While many diets are concerned with reducing your calorie intake, the vegan diet can sometimes have the opposite problem. Without animal based products, new vegans may not get enough calories on a day to day basis. Eating enough calories is important if you want to stay energized and feel motivated to go about your day. Eating the right amount of calories is also important for boosting your metabolism and regulating your weight. Vegans should initially try to track how many calories they eat each day to determine whether they are getting enough based on their weight. If you discover that you aren’t eating quite enough, try to eat every two or three hours when you are hungry and include high calorie foods like nuts in your diet.

Iron

Iron is a nutrient that carries oxygen around the body ensuring that your body has enough oxygen to function well. Meat is a very common source of iron. However, vegans can turn to other sources for this nutrient. Chia seeds, nuts, and kale are just a few plant-based sources of iron. Iron can be found in a wide variety of plant-based foods, allowing vegans to lead a healthy lifestyle without suffering from iron deficiency.

Vitamin B12

Vitamin B12 is an important nutrient that helps neurological functioning and protects the nervous system. It is found in essentially all animal foods. However, it can be difficult to get enough B12 from plant products alone. The only sources of B12 in a vegan diet are fortified foods. While many vegans try to get all of their nutrients naturally, it is extremely important to get enough B12 in your diet. B12 deficiency may cause you to feel weak and exhaustedand will eventually lead to more serious problems. Eating B12-fortified foods or taking a B12 vitamin daily is important to maintain a health vegan diet.

Omega 3 Fatty Acids

Omega 3 Fatty Acids, which are typically found in fish, are important for a number of health factors. A diet high in omega 3 fatty acids can reduce depression, lower inflammation, and even help with ADHD. These fatty acids are also important for optimal brain function and development. Seeds like flaxseed and chia seeds are excellent vegan sources of omega 3 fatty acids, along with beans and seaweed. Like many of these other nutrients, omega 3 fatty acids can also be found in supplement form. Lack of omega 3 fatty acids in the diet can lead to dry skin, emotional problems, and trouble sleeping, so it is important that vegans make sure they are including this nutrient in their diet.
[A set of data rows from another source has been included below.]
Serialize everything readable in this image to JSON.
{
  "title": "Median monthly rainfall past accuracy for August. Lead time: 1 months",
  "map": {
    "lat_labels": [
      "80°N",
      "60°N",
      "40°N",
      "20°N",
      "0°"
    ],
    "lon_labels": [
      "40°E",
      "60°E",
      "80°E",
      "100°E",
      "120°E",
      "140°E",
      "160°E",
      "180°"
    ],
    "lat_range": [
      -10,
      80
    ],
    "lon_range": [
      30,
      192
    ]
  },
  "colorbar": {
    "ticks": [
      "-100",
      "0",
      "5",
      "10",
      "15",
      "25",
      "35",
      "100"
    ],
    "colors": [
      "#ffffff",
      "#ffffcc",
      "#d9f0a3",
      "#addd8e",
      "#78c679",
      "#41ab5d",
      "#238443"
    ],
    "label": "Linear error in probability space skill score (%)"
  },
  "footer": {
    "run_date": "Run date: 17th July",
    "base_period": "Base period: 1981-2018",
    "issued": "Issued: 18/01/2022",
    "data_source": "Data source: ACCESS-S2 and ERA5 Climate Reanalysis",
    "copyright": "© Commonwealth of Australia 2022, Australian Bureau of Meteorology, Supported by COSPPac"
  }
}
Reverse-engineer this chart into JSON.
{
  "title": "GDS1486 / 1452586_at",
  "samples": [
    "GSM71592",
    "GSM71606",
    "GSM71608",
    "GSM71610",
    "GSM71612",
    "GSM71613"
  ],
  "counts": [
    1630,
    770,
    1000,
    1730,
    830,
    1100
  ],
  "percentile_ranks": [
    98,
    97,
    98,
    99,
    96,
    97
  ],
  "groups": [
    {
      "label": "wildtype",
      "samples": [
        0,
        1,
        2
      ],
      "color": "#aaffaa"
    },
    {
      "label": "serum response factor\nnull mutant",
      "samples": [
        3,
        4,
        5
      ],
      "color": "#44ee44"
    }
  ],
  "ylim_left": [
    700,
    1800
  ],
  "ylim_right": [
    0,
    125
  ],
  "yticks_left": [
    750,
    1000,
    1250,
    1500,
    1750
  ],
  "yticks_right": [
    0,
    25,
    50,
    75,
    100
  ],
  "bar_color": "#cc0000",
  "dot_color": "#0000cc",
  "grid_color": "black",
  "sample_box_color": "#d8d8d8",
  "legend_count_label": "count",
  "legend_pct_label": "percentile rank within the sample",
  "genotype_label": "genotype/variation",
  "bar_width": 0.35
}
Eating a vegan diet has numerous potential benefits from reducing your carbon footprint to improving overall health. However, a diet without meat has the potential to result in nutritional deficiencies if you are not careful. When making the choice to become vegan, make sure your diet includes enough protein, calcium, vitamin d, calories, iron, vitamin B12, and oemga 3 fatty acids. While each of these nutrients are relatively easy to find in plant-based foods or in supplement form, new vegans may not realize how important it is to actively include them in their diet. Once you learn where to find these nutrients, you will be on the right track to a healthy vegan lifestyle.